Tayre dematerialized into the ether, leaving Cain and Eliana to face off while Luluwa and Tati watched.

“Eliana,” Cain said, struggling to maintain calmness as he looked at his stubborn daughter. “Humanity is not something you or your siblings were born with. You came into this world as you are, a predator. Your impulses, what is natural to you, your mores, the way that you process your environment…death has an entirely different meaning to you than it does to humans. I was human once, or at least for a time I believed that I was. And because of this, I am asking you to think about this: if you care about this boy and his family, like you say you do, you will leave will leave them alone.”

“But I can protect them,” Eliana argued. “I can keep them safe.”

“Eliana, are you aware of what happens when a human is bitten by one of us?” Cain asked. “Nunka, your foolish brother and his even more foolish wife have been quite careless with the disposing of the bodies when they are done and as a result, we are now an infection to the humans.”

“I have killed quite a few of those things,” Eliana hissed. “Like I said, I can protect them.”

“And what about protecting them from you?”

Eliana paused but despite the question, she remained undeterred. “I will prove to you that I can control my thirst. I will master it. We can eat human food. I will not partake of human blood.”

Cain raised an eyebrow at his daughter, and for the first time in his entire existence, he was speechless. Out of his four children, Tayre and Eliana were the most savage. Nunka had engaged in his fair share of sadistic bloodshed, preferring to taunt his victims until nothing but terror spiked their blood. However, Eliana, had been the one that brought him the most concern. From the moment she could walk, she preferred blood over food. She hunted animals at first for sport, often crushing their skulls in her tiny hands as enjoyment. She took pleasure on her first hunt, when she took down a man at least three times her size and equally as lethal. The man fought hard against Cain, successfully landing a few blows of his own. But Eliana had melted into the shadows and launched a carefully played out attack on the man from behind. Cain could never forget the horror and the awe of witnessing Eliana expertly yank the man’s spine straight of out of his back. The man’s screams still echo in the back of his mind to this night as he watched Eliana, excuse herself without another word.

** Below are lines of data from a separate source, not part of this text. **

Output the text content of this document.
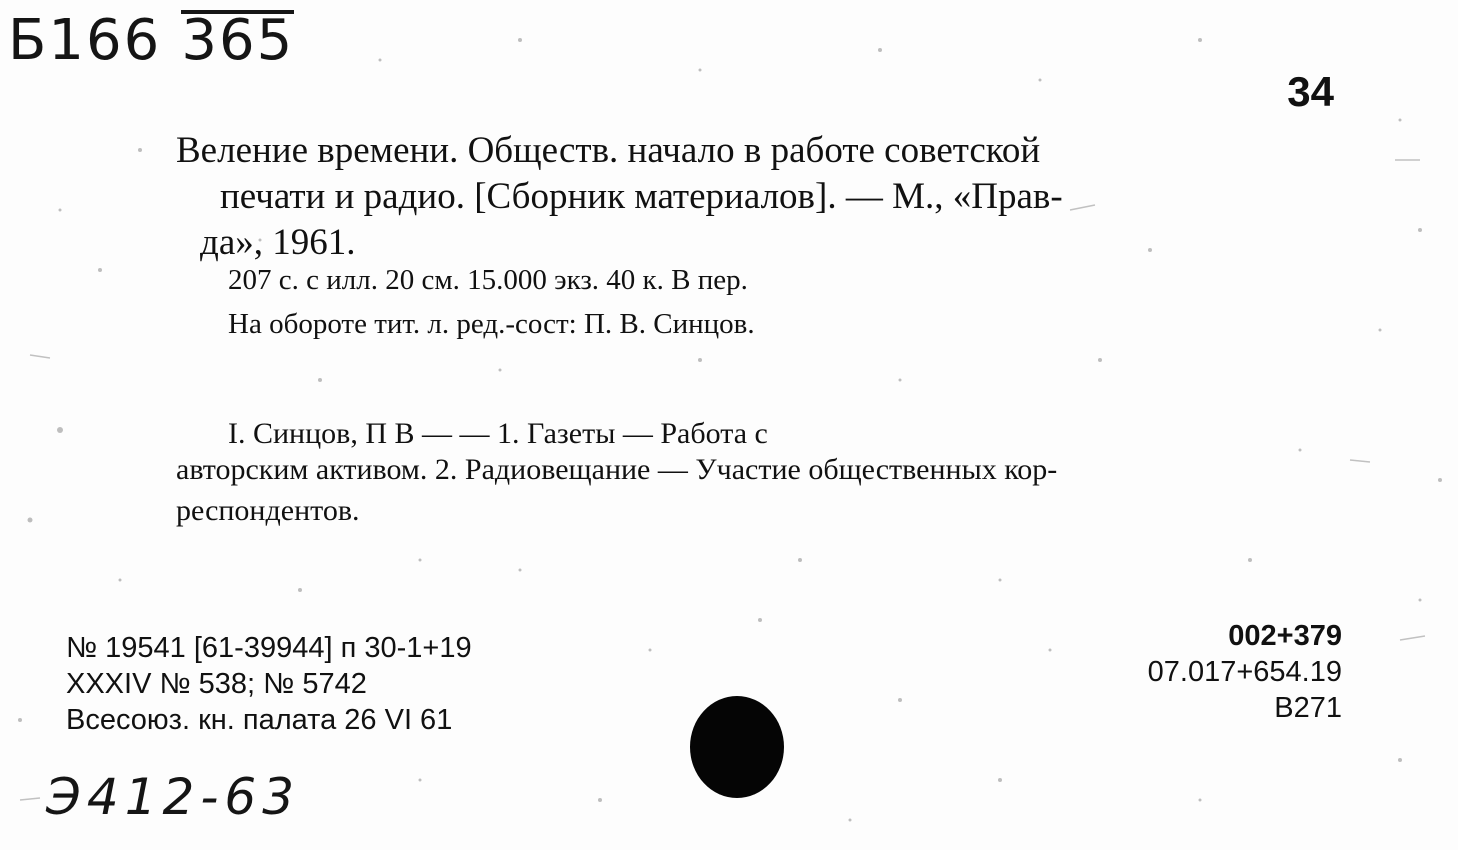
Б166 365
34
Веление времени. Обществ. начало в работе советской
печати и радио. [Сборник материалов]. — М., «Прав-
да», 1961.
207 с. с илл. 20 см. 15.000 экз. 40 к. В пер.
На обороте тит. л. ред.-сост: П. В. Синцов.
I. Синцов, П В — — 1. Газеты — Работа с
авторским активом. 2. Радиовещание — Участие общественных кор-
респондентов.
№ 19541 [61-39944] п 30-1+19
XXXIV № 538; № 5742
Всесоюз. кн. палата 26 VI 61
002+379
07.017+654.19
В271
Э412-63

The most violent of his brood wanted to change with the hope of being loved and accepted into a world that would only view them with fear. His sister and her offspring hunted them. Humans were becoming wiser and learned new methods of protection. Humans had quickly learned that monsters did exist and there were some things that might have been worse than the devil and minions.

He watched her look out at the stars and turn into mist and he knew exactly where she’d gone without telling him.

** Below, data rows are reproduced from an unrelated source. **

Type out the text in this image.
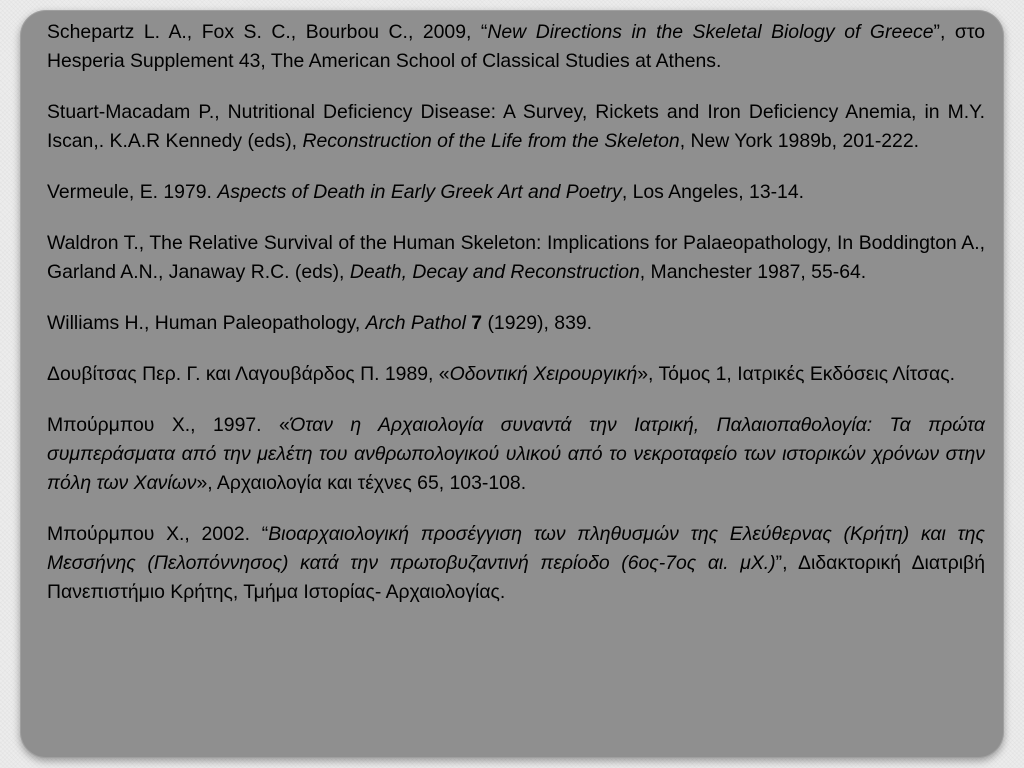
Schepartz L. A., Fox S. C., Bourbou C., 2009, “New Directions in the Skeletal Biology of Greece”, στο Hesperia Supplement 43, The American School of Classical Studies at Athens.

Stuart-Macadam P., Nutritional Deficiency Disease: A Survey, Rickets and Iron Deficiency Anemia, in M.Y. Iscan,. K.A.R Kennedy (eds), Reconstruction of the Life from the Skeleton, New York 1989b, 201-222.

Vermeule, E. 1979. Aspects of Death in Early Greek Art and Poetry, Los Angeles, 13-14.

Waldron T., The Relative Survival of the Human Skeleton: Implications for Palaeopathology, In Boddington A., Garland A.N., Janaway R.C. (eds), Death, Decay and Reconstruction, Manchester 1987, 55-64.

Williams H., Human Paleopathology, Arch Pathol 7 (1929), 839.

Δουβίτσας Περ. Γ. και Λαγουβάρδος Π. 1989, «Οδοντική Χειρουργική», Τόμος 1, Ιατρικές Εκδόσεις Λίτσας.

Μπούρμπου Χ., 1997. «Όταν η Αρχαιολογία συναντά την Ιατρική, Παλαιοπαθολογία: Τα πρώτα συμπεράσματα από την μελέτη του ανθρωπολογικού υλικού από το νεκροταφείο των ιστορικών χρόνων στην πόλη των Χανίων», Αρχαιολογία και τέχνες 65, 103-108.

Μπούρμπου Χ., 2002. “Βιοαρχαιολογική προσέγγιση των πληθυσμών της Ελεύθερνας (Κρήτη) και της Μεσσήνης (Πελοπόννησος) κατά την πρωτοβυζαντινή περίοδο (6ος-7ος αι. μΧ.)”, Διδακτορική Διατριβή Πανεπιστήμιο Κρήτης, Τμήμα Ιστορίας- Αρχαιολογίας.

“Tati,” Cain said after a beat, still looking in the direction that Eliana had gone. “Watch over your brother. Make sure he doesn’t do anything regrettable.”

“Yes father,” Tati replied, springing to her feet.

Once Cain and Luluwa were alone, he gently picked up her hand and held it in his. Her eyes met his deep brown irises. She knew without him telling her that his worry for Eliana was deeper than the darkest trench in the sea. For the first time, the monster became human, and for that Cain worried that that alone would kill her.

“Do you think Tati can get to Tayre before he does what I hope he does not?” Luluwa asked.

“I will not have infighting between my children,” Cain stated firmly. “He knows what not to do. He has been warned repeatedly to not push Eliana over the edge.”

“He loves Eliana’s darkness just as much as he loves blood,” Luluwa whispered. “Although we are what we are, tempering our urges is what separates us from the damned.” Her grey eyes filled with crystal clear tears. “Or are we really truly damned?”

Her question gave him pause. Memories of life when he was but a boy and believed to be Adam’s son flooded his vision. The night of his transformation, the spilling of Abel’s blood, his own thirst for blood and the last few hundred years of fighting his own sister and her children, running and hiding, all in the name of survival made everything clear.

“No,” he said softly. “We are much more than that…so much more.”